McCormack Nolan developed the symptoms of multiple sclerosis following a car crash at the age of 19 although the full diagnosis would take several years. She met the Limerick businessman/farmer Val Nolan while still in her late teens and the couple married in 1973 and settled in Ardagh. Their son, Val, was born in 1982.

McCormack Nolan’s eyesight began to deteriorate when she was in her 30s yet she continued to paint, moving from small detailed watercolours to larger impressionistic oil paintings. She often spoke about how her nose and face were always covered in paint from being right up against the canvas. And, she used to tell people half-jokingly that focusing at such close range to her paintings was a form of eye exercise. Her son, Val Nolan, recalls how she worked so closely to the wet oils that her hair used to stick to the paint and vica versa.

“MS affected my mother’s sight and mobility throughout her adult life but she refused to let it define her life or work.
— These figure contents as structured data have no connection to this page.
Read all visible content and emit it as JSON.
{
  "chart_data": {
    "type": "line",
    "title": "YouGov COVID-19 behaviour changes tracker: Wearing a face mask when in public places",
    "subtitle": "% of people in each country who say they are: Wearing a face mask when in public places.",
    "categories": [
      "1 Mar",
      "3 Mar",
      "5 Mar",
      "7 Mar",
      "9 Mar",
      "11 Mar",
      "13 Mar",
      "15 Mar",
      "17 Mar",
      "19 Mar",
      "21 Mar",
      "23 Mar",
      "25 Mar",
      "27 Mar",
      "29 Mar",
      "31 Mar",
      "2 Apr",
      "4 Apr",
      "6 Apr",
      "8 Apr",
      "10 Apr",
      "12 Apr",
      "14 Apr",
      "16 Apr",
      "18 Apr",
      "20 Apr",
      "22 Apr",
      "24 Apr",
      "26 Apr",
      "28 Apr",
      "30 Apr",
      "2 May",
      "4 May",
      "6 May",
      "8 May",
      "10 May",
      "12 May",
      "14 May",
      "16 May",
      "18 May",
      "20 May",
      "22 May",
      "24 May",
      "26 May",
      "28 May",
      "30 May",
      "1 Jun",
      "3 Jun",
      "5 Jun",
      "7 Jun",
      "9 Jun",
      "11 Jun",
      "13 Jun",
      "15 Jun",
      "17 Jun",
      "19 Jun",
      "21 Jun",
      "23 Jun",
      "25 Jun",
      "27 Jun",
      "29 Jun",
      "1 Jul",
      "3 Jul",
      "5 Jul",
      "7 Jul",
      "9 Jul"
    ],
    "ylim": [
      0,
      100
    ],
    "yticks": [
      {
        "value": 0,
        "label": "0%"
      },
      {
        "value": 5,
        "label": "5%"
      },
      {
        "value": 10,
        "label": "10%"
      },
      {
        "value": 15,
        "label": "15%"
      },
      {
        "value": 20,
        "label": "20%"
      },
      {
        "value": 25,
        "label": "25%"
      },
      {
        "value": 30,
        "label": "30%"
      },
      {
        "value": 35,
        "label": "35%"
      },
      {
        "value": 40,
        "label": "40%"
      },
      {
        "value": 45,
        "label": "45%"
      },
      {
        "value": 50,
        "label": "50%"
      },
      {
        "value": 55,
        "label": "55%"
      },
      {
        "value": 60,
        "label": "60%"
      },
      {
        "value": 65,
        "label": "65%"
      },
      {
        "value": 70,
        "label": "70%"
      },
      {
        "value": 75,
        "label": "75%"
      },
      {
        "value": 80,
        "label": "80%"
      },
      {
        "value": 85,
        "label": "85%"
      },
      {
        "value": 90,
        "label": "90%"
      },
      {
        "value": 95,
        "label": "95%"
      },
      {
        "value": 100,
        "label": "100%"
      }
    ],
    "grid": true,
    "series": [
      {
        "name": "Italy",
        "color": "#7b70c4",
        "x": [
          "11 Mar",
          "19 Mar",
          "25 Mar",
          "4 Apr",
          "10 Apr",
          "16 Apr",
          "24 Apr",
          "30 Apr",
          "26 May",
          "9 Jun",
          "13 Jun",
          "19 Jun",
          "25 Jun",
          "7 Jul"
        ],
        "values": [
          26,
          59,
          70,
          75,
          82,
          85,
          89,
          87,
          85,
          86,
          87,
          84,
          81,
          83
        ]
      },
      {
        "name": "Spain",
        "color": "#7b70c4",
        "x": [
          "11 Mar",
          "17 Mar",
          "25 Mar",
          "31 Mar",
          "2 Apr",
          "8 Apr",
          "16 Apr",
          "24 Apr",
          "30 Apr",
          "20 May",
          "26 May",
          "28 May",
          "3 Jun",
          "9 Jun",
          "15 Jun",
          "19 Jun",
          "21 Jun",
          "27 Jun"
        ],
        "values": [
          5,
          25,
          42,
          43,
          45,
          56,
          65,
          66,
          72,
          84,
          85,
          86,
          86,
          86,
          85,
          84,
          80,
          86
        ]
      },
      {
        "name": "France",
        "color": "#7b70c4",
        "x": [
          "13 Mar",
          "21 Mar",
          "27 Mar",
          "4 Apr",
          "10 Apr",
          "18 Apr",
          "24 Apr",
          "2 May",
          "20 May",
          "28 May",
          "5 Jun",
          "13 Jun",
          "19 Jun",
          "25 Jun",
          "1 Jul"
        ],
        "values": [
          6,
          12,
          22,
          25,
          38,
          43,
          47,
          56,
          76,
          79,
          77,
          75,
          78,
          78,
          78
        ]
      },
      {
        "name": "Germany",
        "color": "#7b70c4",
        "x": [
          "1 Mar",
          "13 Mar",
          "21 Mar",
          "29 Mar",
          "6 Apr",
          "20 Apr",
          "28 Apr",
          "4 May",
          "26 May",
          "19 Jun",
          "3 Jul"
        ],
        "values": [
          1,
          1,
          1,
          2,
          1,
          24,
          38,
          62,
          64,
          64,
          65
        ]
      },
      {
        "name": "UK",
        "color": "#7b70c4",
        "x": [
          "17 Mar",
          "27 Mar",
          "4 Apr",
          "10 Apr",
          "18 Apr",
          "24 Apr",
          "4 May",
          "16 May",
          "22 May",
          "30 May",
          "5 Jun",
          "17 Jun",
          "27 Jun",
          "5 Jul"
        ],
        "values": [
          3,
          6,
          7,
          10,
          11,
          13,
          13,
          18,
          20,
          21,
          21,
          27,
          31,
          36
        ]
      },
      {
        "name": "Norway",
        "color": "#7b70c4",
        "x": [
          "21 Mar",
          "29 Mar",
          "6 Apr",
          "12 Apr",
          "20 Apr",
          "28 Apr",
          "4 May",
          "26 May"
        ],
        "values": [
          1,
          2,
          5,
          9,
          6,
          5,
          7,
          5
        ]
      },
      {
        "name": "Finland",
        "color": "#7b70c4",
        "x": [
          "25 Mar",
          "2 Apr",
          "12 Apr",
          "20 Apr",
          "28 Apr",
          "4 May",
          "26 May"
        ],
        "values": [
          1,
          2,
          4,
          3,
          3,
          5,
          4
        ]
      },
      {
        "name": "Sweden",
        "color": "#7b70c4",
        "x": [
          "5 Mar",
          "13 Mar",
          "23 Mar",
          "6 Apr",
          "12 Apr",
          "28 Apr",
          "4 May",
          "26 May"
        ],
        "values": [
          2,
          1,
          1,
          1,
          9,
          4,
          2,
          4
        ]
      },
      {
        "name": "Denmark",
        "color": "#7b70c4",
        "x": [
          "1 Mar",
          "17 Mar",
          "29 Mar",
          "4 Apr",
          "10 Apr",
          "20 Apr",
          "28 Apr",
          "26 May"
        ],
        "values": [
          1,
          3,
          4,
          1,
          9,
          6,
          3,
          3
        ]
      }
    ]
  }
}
She often said that because a disability takes away [many] of your choices, you have to maximise the abilities which remain,” he said.

Anne Flood, who was the general manager of the Guinness Hop Store in the 1990s and later became a close friend of McCormack Nolan, said that she was a very positive person. “She never ceased to amaze me. She enjoyed living and never let her situation overcome her. She never lost her spirit and for someone who couldn’t take notes [due to her disability], she had a wonderful power of recall for details of every aspect of life.”

McCormack Nolan described painting as a form of self-hypnosis which allowed her to forget about the pain caused by her illness. “The smell of canvas and oil is like oxygen to me,” she said in one interview. She continued to paint for as long as she could despite the progressive loss of her eye sight, the constant pain, muscle fatigue and periods of immobility.

She was a long-time member of the Multiple Sclerosis Society of Ireland and her paintings graced the covers of its newsletters throughout the 1990s. In an Irish Times interview in 1992, she said, “If my life had taken a different path, I would not have gained the insights I did.”

McCormack Nolan also worked to tackle unconscious prejudices against those with disabilities. Taken aback by the lack of mirrors in disabled toilets, she wrote letters to various restaurants and shopping centre managers, asking them to install mirrors, which they subsequently did. She once claimed in an interview that the first time she saw the results of her campaign, she was tempted to take out her lipstick and write, “Maeve was here” across the mirror.

McCormack Nolan fought hard to retain her independence for as long as possible. In the last two decades of her life, her MS became worse, confining her to a wheelchair and largely robbing her of her ability to paint and to partake in cultural activities and dialogues. Yet with the dedication and support of her husband, she lived for much longer than her doctors had predicted.

Maeve McCormack Nolan is survived by her husband, Val, her son, Val, sisters, Annette, Marie, Patricia and Elizabeth, nieces, nephews and a wide circle of friends. Her brother, Paddy, predeceased her.